Croteau G, Doyon L, Thibeault D, McKercher G, Pilote L, Lamarre D
Department of Biochemistry, Bio-Méga/Boehringer Ingelheim Research Inc., Laval, Québec, Canada.
J Virol. 1997 Feb;71(2):1089-96. doi: 10.1128/JVI.71.2.1089-1096.1997.

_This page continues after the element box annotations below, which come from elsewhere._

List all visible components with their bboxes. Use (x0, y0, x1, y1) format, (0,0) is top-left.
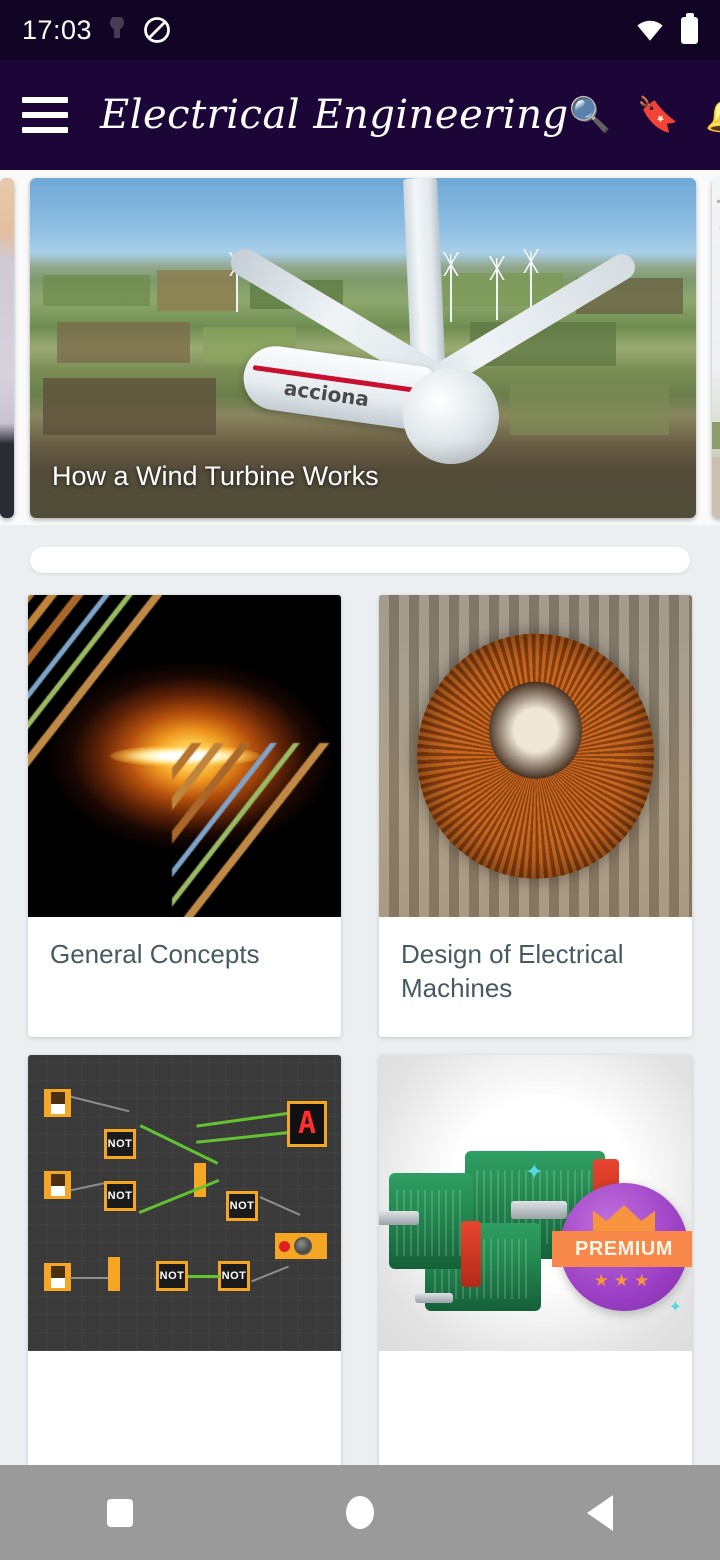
faded-notification-icon (106, 17, 129, 43)
premium-badge: PREMIUM ★★★ (552, 1183, 692, 1311)
android-nav-bar (0, 1465, 720, 1560)
not-gate: NOT (156, 1261, 188, 1291)
app-bar-actions: 🔍 🔖 🔔 (569, 98, 720, 132)
not-gate: NOT (104, 1181, 136, 1211)
carousel-slide-caption: How a Wind Turbine Works (30, 439, 696, 518)
page-title: Electrical Engineering (100, 92, 569, 138)
electric-arc (109, 745, 260, 767)
app-bar: Electrical Engineering 🔍 🔖 🔔 (0, 60, 720, 170)
not-gate: NOT (104, 1129, 136, 1159)
category-grid: General Concepts Design of Electrical Ma… (0, 573, 720, 1465)
category-card[interactable]: Design of Electrical Machines (379, 595, 692, 1037)
bookmark-icon[interactable]: 🔖 (637, 98, 679, 132)
power-lines-photo (712, 178, 720, 518)
stars-icon: ★★★ (593, 1271, 655, 1290)
category-card[interactable]: ✦ ✦ PREMIUM ★★★ (379, 1055, 692, 1465)
premium-badge-label: PREMIUM (552, 1231, 692, 1267)
battery-icon (681, 16, 698, 44)
logic-simulator-photo: NOT NOT NOT NOT NOT A (28, 1055, 341, 1351)
motor-stator-photo (379, 595, 692, 917)
input-switch (44, 1089, 71, 1117)
junction-bar (194, 1163, 206, 1197)
seven-segment-display: A (287, 1101, 327, 1147)
carousel-slide-previous[interactable] (0, 178, 14, 518)
green-motors-photo: ✦ ✦ PREMIUM ★★★ (379, 1055, 692, 1351)
sparkle-icon: ✦ (525, 1159, 544, 1184)
stator-center-wires (488, 681, 583, 779)
status-bar-clock: 17:03 (22, 14, 93, 45)
crown-icon (593, 1205, 655, 1231)
recents-button[interactable] (106, 1498, 133, 1527)
status-bar-left-icons (106, 15, 172, 45)
ad-banner-slot[interactable] (30, 547, 690, 573)
distant-turbine (438, 252, 463, 323)
card-title (379, 1351, 692, 1465)
back-button[interactable] (587, 1494, 614, 1531)
search-icon[interactable]: 🔍 (569, 98, 611, 132)
card-image (28, 595, 341, 917)
home-button[interactable] (345, 1496, 374, 1529)
copper-cables-spark-photo (28, 595, 341, 917)
not-gate: NOT (226, 1191, 258, 1221)
carousel-slide-active[interactable]: acciona How a Wind Turbine Works (30, 178, 696, 518)
card-title: General Concepts (50, 939, 260, 969)
distant-turbine (485, 255, 510, 320)
input-switch (44, 1263, 71, 1291)
carousel-slide-next[interactable] (712, 178, 720, 518)
card-image: NOT NOT NOT NOT NOT A (28, 1055, 341, 1351)
dnd-icon (144, 17, 170, 43)
carousel-track[interactable]: acciona How a Wind Turbine Works (0, 178, 720, 518)
sparkle-icon: ✦ (668, 1299, 682, 1316)
card-image: ✦ ✦ PREMIUM ★★★ (379, 1055, 692, 1351)
junction-bar (108, 1257, 120, 1291)
notifications-icon[interactable]: 🔔 (705, 98, 720, 132)
category-card[interactable]: General Concepts (28, 595, 341, 1037)
featured-carousel[interactable]: acciona How a Wind Turbine Works (0, 170, 720, 525)
person-photo (0, 178, 14, 518)
hamburger-menu-icon[interactable] (22, 97, 68, 133)
wifi-icon (637, 20, 663, 41)
output-lamp (275, 1233, 327, 1259)
status-bar-right-icons (635, 16, 698, 44)
not-gate: NOT (218, 1261, 250, 1291)
input-switch (44, 1171, 71, 1199)
status-bar: 17:03 (0, 0, 720, 60)
card-image (379, 595, 692, 917)
card-title: Design of Electrical Machines (401, 939, 624, 1004)
content-area: General Concepts Design of Electrical Ma… (0, 525, 720, 1465)
card-title (28, 1351, 341, 1465)
category-card[interactable]: NOT NOT NOT NOT NOT A (28, 1055, 341, 1465)
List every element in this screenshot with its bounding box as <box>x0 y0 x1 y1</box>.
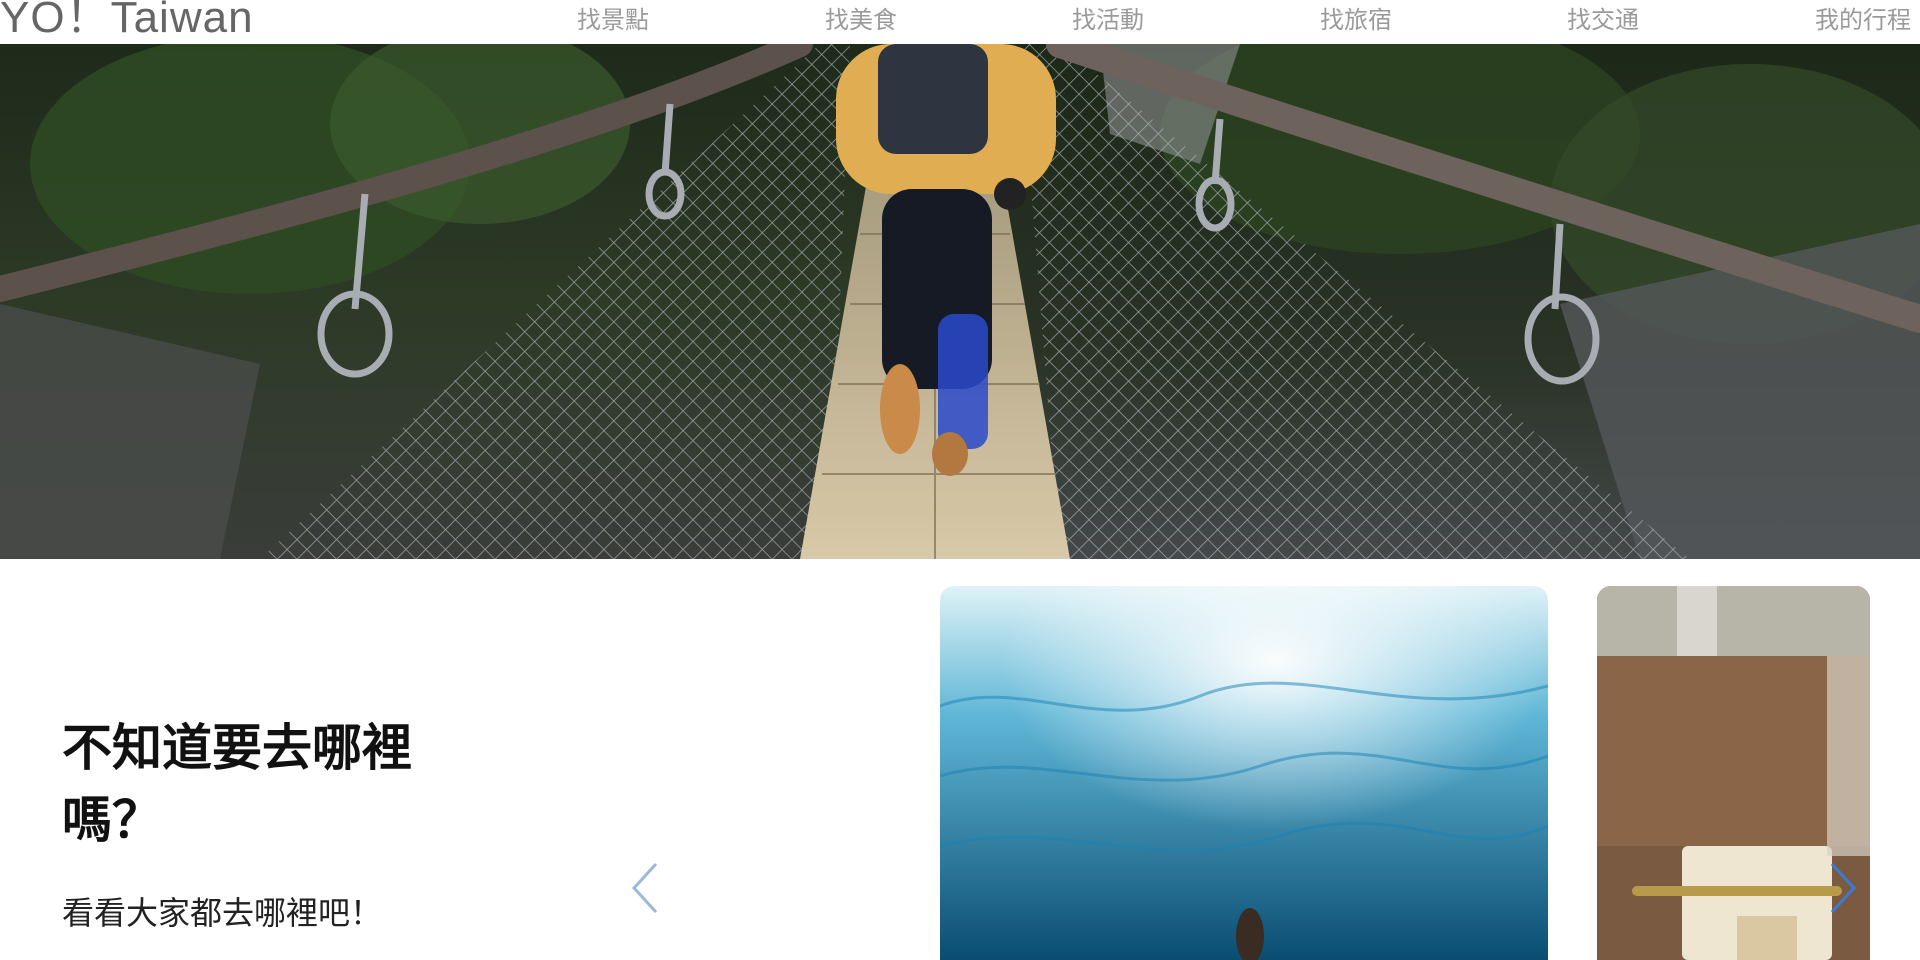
nav-item-food[interactable]: 找美食 <box>825 0 897 40</box>
site-logo[interactable]: YO！Taiwan <box>0 0 254 40</box>
card-image-underwater <box>940 586 1548 960</box>
nav-item-lodging[interactable]: 找旅宿 <box>1320 0 1392 40</box>
chevron-right-icon <box>1830 862 1857 914</box>
promo-heading: 不知道要去哪裡嗎？ <box>62 719 412 849</box>
top-navbar: YO！Taiwan 找景點 找美食 找活動 找旅宿 找交通 我的行程 <box>0 0 1920 44</box>
hero-image <box>0 44 1920 559</box>
destination-card[interactable] <box>940 586 1548 960</box>
nav-item-transport[interactable]: 找交通 <box>1567 0 1639 40</box>
chevron-left-icon <box>631 862 658 914</box>
nav-item-activities[interactable]: 找活動 <box>1072 0 1144 40</box>
hero-banner[interactable] <box>0 44 1920 559</box>
nav-item-my-itinerary[interactable]: 我的行程 <box>1815 0 1911 40</box>
promo-subheading: 看看大家都去哪裡吧！ <box>62 894 383 932</box>
carousel-prev-button[interactable] <box>626 858 666 918</box>
carousel-next-button[interactable] <box>1822 858 1862 918</box>
nav-item-attractions[interactable]: 找景點 <box>577 0 649 40</box>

One hope to maintain the benefits of antiviral therapy against the human immunodeficiency virus type 1 (HIV-1), despite the development of resistance, is the possibility that resistant variants will show decreased viral fitness. To study this possibility, HIV-1 variants showing high-level resistance (up to 1,500-fold) to the substrate analog protease inhibitors BILA 1906 BS and BILA 2185 BS have been characterized. Active-site mutations V32I and I84V/A were consistently observed in the protease of highly resistant viruses, along with up to six other mutations. In vitro studies with recombinant mutant proteases demonstrated that these mutations resulted in up to 10(4)-fold increases in the Ki values toward BILA 1906 BS and BILA 2185 BS and a concomitant 2,200-fold decrease in catalytic efficiency of the enzymes toward a synthetic substrate. When introduced into viral molecular clones, the protease mutations impaired polyprotein processing, consistent with a decrease in enzyme activity in virions. Despite these observations, however, most mutations had little effect on viral replication except when the active-site mutations V32I and I84V/A were coexpressed in the protease. The latter combinations not only conferred a significant growth reduction of viral clones on peripheral blood mononuclear cells but also caused the complete disappearance of mutated clones when cocultured with wild-type virus on T-cell lines. Furthermore, the double nucleotide mutation I84A rapidly reverted to I84V upon drug removal, confirming its impact on viral fitness. Therefore, high-level resistance to protease inhibitors can be associated with impaired viral fitness, suggesting that antiviral therapies with such inhibitors may maintain some clinical benefits.
尽管会产生耐药性,但维持抗1型人类免疫缺陷病毒(HIV-1)抗病毒治疗益处的一个希望是,耐药变异体的病毒适应性可能会降低。为了研究这种可能性,已经对显示出对底物类似物蛋白酶抑制剂BILA 1906 BS和BILA 2185 BS具有高水平耐药性(高达1500倍)的HIV-1变异体进行了表征。在高耐药病毒的蛋白酶中始终观察到活性位点突变V32I和I84V/A,以及多达六个其他突变。对重组突变蛋白酶的体外研究表明,这些突变导致对BILA 1906 BS和BILA 2185 BS的Ki值增加高达10⁴倍,同时酶对合成底物的催化效率降低2200倍。当引入病毒分子克隆时,蛋白酶突变损害了多蛋白加工,这与病毒颗粒中酶活性的降低一致。然而,尽管有这些观察结果,但大多数突变对病毒复制几乎没有影响,除非活性位点突变V32I和I84V/A在蛋白酶中共表达。后一种组合不仅使病毒克隆在外周血单核细胞上的生长显著减少,而且当与野生型病毒在T细胞系上共培养时,导致突变克隆完全消失。此外,双核苷酸突变I84A在停药后迅速恢复为I84V,证实了其对病毒适应性的影响。因此,对蛋白酶抑制剂的高水平耐药性可能与病毒适应性受损有关,这表明使用此类抑制剂的抗病毒治疗可能会维持一些临床益处。